Die treffenden, oft bildhaften und einprägsamen Formulierungen machen den Redner Willy Brandt aber nicht aus. So wenig wie die Bedächtigkeit seiner Rhetorik, die Energie, der Ton der Stimme und was sonst noch an eher formalen Eigentümlichkeiten dazugehört. Ihre besondere Überzeugungskraft kommt zuletzt aus nichts anderem als ihrer Glaubwürdigkeit. Immer wurde in allem, was er sagte, die ganze Person sichtbar, Erfahrungen von lange her, Zweifel, Irrtümer, errungene Einsichten, kurz, ein Leben mit allem, was es durchzustehen hatte. Wenn sich im Gegeneinander der Meinungen die sachlichen Argumente erschöpft hatten, war dies das Gewicht, das oft den Ausschlag gab. Es ist auch der gewachsene Grund, aus dem jene Moralität kommt, die Willy Brandt inzwischen von allen Seiten zugestanden wird und die in der Verleihung des Friedens-Nobelpreises auch weltweit Anerkennung gefunden hat.

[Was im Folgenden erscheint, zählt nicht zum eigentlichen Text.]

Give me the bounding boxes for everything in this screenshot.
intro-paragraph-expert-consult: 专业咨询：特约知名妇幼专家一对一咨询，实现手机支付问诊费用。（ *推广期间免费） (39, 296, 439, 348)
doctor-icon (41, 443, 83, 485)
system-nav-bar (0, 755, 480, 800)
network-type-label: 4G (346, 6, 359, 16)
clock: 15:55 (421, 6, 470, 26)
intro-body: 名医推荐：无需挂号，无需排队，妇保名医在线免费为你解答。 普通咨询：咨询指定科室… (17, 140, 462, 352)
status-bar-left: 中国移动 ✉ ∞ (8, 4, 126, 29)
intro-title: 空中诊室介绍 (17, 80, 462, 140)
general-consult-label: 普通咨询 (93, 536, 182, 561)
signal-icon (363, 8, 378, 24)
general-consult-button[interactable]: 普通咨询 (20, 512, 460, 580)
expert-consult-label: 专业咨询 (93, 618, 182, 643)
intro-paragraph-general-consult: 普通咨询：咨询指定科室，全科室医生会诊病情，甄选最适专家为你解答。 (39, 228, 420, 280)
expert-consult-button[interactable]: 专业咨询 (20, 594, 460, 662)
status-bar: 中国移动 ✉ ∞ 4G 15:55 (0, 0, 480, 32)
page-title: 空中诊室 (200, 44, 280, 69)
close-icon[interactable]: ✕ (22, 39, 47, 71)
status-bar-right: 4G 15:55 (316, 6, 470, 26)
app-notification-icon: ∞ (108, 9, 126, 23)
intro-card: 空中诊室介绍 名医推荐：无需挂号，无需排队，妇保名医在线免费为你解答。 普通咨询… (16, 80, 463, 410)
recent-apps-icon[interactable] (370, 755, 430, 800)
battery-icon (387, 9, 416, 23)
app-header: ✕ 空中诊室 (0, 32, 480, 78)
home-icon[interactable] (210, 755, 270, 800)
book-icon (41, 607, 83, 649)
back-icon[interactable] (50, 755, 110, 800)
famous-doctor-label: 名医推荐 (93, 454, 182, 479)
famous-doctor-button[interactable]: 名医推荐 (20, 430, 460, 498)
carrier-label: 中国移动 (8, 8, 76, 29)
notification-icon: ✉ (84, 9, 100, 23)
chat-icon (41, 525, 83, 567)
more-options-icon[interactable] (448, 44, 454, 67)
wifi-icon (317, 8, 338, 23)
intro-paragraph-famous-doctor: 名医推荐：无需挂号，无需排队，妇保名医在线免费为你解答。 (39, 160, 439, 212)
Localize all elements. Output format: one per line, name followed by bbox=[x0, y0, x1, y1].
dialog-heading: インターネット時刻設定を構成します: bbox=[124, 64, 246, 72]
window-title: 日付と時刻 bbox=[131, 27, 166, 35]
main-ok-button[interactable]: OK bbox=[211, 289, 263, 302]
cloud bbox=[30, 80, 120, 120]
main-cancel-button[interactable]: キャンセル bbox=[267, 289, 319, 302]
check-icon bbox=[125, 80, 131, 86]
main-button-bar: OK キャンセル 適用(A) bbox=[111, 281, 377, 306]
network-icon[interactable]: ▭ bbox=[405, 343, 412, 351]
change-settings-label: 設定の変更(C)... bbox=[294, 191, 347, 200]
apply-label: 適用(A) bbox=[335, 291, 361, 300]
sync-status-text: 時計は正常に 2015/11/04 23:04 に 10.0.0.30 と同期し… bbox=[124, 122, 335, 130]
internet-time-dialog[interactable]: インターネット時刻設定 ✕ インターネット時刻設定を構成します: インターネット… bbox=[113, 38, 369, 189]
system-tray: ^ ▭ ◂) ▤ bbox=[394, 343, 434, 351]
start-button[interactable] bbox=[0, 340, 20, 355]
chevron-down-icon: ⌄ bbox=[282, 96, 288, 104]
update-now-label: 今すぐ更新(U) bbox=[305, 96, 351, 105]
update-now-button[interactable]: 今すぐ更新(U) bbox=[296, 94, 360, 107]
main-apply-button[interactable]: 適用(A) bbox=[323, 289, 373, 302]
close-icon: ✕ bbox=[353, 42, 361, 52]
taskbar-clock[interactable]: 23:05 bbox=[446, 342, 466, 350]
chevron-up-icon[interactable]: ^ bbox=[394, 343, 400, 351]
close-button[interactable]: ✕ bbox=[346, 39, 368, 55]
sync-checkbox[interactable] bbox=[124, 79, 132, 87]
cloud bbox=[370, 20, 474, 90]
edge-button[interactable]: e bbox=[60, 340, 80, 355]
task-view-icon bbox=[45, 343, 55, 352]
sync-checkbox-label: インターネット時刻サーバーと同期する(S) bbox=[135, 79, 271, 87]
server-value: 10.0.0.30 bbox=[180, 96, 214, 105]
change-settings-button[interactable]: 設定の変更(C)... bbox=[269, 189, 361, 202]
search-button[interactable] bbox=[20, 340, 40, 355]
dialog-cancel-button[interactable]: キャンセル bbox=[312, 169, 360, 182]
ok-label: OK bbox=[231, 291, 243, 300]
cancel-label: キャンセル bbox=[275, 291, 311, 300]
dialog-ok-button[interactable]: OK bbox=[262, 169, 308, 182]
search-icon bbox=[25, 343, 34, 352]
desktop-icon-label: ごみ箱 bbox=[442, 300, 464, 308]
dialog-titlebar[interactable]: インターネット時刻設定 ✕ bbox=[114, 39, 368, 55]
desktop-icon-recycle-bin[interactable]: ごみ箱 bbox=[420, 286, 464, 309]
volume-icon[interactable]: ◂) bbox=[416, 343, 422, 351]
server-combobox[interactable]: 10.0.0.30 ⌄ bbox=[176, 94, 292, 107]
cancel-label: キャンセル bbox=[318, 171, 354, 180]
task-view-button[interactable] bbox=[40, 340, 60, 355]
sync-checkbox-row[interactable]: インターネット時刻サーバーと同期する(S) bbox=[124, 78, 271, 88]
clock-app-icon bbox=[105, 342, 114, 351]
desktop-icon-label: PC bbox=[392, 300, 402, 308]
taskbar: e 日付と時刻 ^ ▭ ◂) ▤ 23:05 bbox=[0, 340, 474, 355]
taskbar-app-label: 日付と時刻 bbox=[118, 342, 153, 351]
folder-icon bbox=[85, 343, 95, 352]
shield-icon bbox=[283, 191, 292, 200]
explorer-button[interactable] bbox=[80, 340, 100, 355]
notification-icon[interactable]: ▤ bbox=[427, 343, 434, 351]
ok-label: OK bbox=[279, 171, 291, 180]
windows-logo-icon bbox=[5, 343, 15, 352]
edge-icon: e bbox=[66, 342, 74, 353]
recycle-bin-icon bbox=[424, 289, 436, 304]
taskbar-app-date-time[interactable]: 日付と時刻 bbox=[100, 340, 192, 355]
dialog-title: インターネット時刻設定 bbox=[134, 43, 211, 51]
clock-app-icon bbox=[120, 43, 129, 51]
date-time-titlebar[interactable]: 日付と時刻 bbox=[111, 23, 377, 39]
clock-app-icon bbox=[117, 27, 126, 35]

Diese Moralität hat in einer großen, die Welt beeindruckenden Geste Ausdruck gefunden. Vielfach wird, teils kritisch, teils besorgt, die Gesichtslosigkeit unseres Staatswesens empfunden, die Klage darüber ist so alt wie die Republik: über ihren Mangel an einprägsamen Bildern, an Auftritten, die mehr als bloße PR-Manöver sind, an Zeugnissen zeitgerechter Würde. Wer zurückdenkt, wird gleichwohl auf einige Beispiele dafür kommen: Adenauers Accolade mit Charles de Gaulle in Reims, die eine Epoche sogenannter Erbfeindschaft abschloß, zählt dazu, die Nacht von Mogadischu mitsamt der bewegenden Rede Helmut Schmidts im Bundestag und gewiß der Kniefall Willy Brandts im Warschauer Ghetto. Er hat sich dem Bewußtsein tief eingeprägt, unverlierbar für alle, die Zeuge davon waren, und vermutlich lange darüber hinaus. Nicht aus diesem Anlaß, aber zeitlich in engem Zusammenhang damit, hat Willy Brandt einmal bemerkt, jetzt erst sei Hitler besiegt. Man versteht unschwer, warum er es nicht nach dem Kniefall von Warschau gesagt hat. Aber das war die wirkliche Bedeutung dieses Tages und dieser Geste: daß sie im Symbol sichtbar machten, wie ferngerückt und einer überwundenen Epoche zugehörig Hitler ist, auch wenn sein Schatten noch lange über allem liegen wird; und daß die Deutschen dies wüßten und gerade deshalb zu einem neuen Anfang bereit seien.
Es ist in jüngerer Zeit oft die Rede von einem krisenhaften Verhältnis zwischen Politik und Öffentlichkeit. Jeder weiß, daß es sich dabei im Kern um eine Glaubwürdigkeitskrise handelt. Der Preis, den wir heute vergeben, soll nicht nur einen Redner auszeichnen, der die politische Rhetorik als Kunst beherrscht. Er soll vielmehr, ganz im Sinne Dolf Sternbergers, ein Bewußtsein dafür verbreiten, daß zum bedeutenden Redner noch anderes gehört als bloße Wortmächtigkeit. Die ist nur eine Voraussetzung. Dahinter muß mehr zum Vorschein kommen. Es ist viel, wenn dabei, in einer Zeit der unendlichen Sachzwänge und Abhängigkeiten, ein menschlicher Charakter sichtbar wird, wie er sich nur aus innerer Freiheit bildet. Wenn die Bereitschaft erkennbar wird, zu sich selber zu stehen. Auch Partei zu sein, ein Interesse zu vertreten, und doch den Blick aufs Ganze nicht zu verlieren. Wo und solange es das gibt, braucht niemand sich um die Glaubwürdigkeit der Politik zu sorgen.